Vite du giron de la servante décolletée, les épaules au vent, la chemise aux hanches, monte, avec la fumée blanchâtre du fagot, une ronde d’effrontés parpaillots qui embrassent et cajolent la servante, et grimpent boire le vin jusque sur le manteau de la cheminée. Le voilà qui enfourche le balai, comme Penguilly ; le fantastique le visite ; et voilà les eaux-fortes de minuit. Tantôt c’est un cavalier fort maigre et vêtu de noir, qui chante des séguidilles à la nymphe de l’Arnette ; tantôt le fantastique lui met en la cervelle un château au haut d’un mont, soutenu par des consoles humaines, deux petits bonshommes grotesquement accoutrés, sonnant de l’olifan, grimpant avec leurs montures jusqu’au château magique ; et dans un coin, accroupi, les coudes aux genoux et les mains aux oreilles, un petit Belzébuth cornu, grand comme l’ongle. — Eaux-fortes étranges, d’un ton roux, qui rappelle l’encre rougie par le temps des dessins à la plume du Guerchin et du Vinci.
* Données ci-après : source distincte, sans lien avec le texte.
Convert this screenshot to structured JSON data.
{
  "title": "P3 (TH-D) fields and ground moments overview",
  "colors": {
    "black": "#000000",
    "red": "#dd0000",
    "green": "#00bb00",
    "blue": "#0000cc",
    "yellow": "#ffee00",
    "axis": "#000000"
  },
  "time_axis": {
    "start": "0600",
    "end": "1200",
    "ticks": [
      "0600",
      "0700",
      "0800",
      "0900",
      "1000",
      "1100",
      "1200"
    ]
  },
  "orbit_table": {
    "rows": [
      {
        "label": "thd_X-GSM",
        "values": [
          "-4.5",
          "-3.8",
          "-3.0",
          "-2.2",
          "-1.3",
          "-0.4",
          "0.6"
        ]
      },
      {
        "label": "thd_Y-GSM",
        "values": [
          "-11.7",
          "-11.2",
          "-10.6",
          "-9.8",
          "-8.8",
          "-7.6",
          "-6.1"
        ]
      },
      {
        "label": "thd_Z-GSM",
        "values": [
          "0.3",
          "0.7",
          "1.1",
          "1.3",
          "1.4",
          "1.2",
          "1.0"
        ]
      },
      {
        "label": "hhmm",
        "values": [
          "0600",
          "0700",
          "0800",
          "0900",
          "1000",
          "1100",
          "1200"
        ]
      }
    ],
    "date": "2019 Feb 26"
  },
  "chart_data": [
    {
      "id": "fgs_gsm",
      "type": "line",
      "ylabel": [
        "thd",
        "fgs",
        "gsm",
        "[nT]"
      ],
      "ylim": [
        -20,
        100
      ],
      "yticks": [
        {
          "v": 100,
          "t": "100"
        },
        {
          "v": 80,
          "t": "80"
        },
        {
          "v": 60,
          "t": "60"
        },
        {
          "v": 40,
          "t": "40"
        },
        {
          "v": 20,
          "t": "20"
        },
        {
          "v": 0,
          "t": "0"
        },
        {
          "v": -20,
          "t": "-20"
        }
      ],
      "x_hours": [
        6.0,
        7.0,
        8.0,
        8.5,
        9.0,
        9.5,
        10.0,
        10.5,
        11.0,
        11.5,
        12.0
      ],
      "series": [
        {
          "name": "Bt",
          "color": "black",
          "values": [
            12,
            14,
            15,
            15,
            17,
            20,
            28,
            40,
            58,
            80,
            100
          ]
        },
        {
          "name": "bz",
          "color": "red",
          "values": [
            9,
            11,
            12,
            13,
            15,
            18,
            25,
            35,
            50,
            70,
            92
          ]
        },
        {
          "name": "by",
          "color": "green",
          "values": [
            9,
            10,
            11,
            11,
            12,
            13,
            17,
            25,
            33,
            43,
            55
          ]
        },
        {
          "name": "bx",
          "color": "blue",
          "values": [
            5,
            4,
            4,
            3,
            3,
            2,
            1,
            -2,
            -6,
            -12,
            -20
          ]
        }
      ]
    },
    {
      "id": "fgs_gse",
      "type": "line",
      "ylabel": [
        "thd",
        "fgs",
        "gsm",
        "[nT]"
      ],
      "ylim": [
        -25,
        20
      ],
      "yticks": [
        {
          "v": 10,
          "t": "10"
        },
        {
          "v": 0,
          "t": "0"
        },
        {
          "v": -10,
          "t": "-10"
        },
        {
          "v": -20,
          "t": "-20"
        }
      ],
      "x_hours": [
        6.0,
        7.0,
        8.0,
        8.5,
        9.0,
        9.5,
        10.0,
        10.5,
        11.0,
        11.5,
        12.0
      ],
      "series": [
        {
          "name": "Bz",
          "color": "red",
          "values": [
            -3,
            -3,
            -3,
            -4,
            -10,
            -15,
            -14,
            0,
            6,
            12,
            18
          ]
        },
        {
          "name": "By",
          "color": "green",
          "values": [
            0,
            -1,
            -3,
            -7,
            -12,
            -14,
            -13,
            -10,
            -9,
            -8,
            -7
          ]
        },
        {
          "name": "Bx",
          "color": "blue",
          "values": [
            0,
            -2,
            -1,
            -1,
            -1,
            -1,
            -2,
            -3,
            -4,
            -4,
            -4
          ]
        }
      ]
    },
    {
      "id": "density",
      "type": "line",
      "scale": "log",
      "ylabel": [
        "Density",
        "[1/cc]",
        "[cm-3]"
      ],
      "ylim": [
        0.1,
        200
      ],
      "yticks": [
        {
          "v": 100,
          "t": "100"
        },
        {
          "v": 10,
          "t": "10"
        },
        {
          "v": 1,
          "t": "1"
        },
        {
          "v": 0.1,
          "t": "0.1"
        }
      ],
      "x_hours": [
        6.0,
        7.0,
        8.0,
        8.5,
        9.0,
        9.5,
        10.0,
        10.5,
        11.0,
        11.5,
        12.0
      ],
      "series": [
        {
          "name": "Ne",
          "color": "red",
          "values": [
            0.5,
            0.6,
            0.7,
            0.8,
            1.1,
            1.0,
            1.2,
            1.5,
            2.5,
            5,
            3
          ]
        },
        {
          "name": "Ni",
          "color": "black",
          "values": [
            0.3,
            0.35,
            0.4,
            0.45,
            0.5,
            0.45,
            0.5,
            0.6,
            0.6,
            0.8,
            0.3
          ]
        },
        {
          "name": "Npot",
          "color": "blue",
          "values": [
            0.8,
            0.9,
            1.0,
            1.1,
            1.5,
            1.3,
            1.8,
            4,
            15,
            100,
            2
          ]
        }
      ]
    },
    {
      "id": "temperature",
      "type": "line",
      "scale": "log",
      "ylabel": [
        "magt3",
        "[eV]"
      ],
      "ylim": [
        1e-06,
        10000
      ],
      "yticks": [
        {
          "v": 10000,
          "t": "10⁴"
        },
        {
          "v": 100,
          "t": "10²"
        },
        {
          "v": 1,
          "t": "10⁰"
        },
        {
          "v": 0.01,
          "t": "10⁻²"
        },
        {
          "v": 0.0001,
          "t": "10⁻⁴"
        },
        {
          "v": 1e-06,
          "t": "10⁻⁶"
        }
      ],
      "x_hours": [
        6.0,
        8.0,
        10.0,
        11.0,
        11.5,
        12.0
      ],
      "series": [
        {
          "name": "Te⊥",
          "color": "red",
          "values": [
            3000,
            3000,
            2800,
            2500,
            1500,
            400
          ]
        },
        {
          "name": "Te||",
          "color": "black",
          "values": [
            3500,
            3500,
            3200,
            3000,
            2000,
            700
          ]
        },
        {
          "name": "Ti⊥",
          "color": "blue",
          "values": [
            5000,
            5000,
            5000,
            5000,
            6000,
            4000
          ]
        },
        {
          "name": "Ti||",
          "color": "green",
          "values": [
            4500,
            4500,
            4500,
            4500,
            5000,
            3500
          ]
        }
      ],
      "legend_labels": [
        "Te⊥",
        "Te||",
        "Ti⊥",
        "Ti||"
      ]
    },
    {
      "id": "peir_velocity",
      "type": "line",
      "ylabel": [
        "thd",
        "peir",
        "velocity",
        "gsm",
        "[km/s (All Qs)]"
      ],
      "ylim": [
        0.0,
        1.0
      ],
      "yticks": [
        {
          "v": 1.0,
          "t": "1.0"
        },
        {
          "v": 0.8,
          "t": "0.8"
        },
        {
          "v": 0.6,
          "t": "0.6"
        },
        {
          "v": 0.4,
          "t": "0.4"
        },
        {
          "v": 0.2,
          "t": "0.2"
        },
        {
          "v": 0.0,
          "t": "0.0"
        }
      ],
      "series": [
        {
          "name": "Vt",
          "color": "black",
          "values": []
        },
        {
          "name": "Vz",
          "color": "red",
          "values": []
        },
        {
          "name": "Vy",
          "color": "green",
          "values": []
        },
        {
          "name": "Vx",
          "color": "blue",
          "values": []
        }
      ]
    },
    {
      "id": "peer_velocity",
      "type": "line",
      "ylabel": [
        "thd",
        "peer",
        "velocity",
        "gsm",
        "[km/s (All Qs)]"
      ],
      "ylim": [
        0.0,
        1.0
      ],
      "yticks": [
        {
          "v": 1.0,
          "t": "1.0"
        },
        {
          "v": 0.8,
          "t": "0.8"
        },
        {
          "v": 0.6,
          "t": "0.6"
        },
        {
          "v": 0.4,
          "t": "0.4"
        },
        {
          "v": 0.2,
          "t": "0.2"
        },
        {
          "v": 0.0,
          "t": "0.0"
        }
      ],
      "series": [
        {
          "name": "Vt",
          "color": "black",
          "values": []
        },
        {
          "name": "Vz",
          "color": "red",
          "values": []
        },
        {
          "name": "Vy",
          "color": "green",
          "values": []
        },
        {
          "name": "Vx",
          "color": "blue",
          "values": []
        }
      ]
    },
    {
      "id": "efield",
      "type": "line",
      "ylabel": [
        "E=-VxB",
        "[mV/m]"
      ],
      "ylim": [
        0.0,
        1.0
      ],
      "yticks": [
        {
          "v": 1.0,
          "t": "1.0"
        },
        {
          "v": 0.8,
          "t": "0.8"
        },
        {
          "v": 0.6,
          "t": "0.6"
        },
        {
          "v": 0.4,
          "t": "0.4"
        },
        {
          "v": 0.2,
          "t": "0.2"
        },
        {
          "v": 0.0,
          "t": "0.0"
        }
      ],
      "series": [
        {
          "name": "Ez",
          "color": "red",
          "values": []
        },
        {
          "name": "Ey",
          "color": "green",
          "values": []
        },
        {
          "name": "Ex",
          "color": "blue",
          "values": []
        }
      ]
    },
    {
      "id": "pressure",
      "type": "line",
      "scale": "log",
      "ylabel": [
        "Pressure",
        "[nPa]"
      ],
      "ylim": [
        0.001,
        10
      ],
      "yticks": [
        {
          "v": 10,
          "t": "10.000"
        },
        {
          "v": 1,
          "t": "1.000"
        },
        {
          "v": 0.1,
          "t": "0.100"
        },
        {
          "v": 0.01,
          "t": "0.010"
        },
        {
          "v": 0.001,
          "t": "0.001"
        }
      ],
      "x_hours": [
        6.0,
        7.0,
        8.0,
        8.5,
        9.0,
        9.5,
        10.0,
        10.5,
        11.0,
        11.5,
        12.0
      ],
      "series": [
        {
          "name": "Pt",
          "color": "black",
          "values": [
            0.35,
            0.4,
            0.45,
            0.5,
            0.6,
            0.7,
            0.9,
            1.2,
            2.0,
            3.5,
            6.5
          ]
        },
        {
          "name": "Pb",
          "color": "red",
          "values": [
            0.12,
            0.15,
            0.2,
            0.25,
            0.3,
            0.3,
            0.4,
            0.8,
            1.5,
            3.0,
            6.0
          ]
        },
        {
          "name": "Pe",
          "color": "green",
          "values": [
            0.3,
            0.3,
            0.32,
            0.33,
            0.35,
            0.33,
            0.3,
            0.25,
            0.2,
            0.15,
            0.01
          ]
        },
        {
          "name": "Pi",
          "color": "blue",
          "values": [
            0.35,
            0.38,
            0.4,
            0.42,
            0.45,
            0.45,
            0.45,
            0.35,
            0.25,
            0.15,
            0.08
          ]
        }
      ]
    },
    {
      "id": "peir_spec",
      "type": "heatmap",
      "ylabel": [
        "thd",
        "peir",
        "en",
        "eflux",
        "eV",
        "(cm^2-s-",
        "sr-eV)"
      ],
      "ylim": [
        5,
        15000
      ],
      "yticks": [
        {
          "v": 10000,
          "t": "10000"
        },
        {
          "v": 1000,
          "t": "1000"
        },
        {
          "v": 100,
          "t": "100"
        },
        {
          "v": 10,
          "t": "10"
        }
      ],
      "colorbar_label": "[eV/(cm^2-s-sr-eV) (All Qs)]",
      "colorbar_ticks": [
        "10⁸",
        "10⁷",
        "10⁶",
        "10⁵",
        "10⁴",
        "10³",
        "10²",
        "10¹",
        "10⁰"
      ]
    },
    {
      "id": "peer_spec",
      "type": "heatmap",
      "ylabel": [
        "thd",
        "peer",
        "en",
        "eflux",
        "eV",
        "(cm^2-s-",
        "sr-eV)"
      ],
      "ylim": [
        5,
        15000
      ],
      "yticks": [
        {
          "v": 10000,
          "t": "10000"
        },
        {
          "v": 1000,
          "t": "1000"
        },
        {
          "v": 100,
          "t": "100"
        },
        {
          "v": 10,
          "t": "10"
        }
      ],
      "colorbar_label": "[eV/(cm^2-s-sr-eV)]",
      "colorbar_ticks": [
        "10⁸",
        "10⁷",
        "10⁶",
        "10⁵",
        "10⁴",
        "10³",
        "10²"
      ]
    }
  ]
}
Que Levavasseur, après avoir lu une parade de Dominique, fasse Pierrot couveur et roi, Buisson regarde une image de Watteau, et lui fait deux Pierrot : Pierrot pendu, la lune le regardant :

Je n’aurais jamais cru d’avance

Qu’on pût être si bien au bout d’une potence.

Que de sots préjugés on a sur terre, hélas !

Quand on voit en passant ces choses-là, d’en bas !

puis Pierrot en collerette, son serre-tête noir un peu passant sous sa coiffe blanche, et faisant à deux mains un mémorable pied de nez. Ceci est pour l’épilogue :

Tes dix doigts allongeant ton nez original

Nargueront le public dans un lazzi final.

Levavasseur fait-il, en bon Normand, la vie de Corneille ? Buisson ne manque, comme vous imaginez, si belle occasion de portrait.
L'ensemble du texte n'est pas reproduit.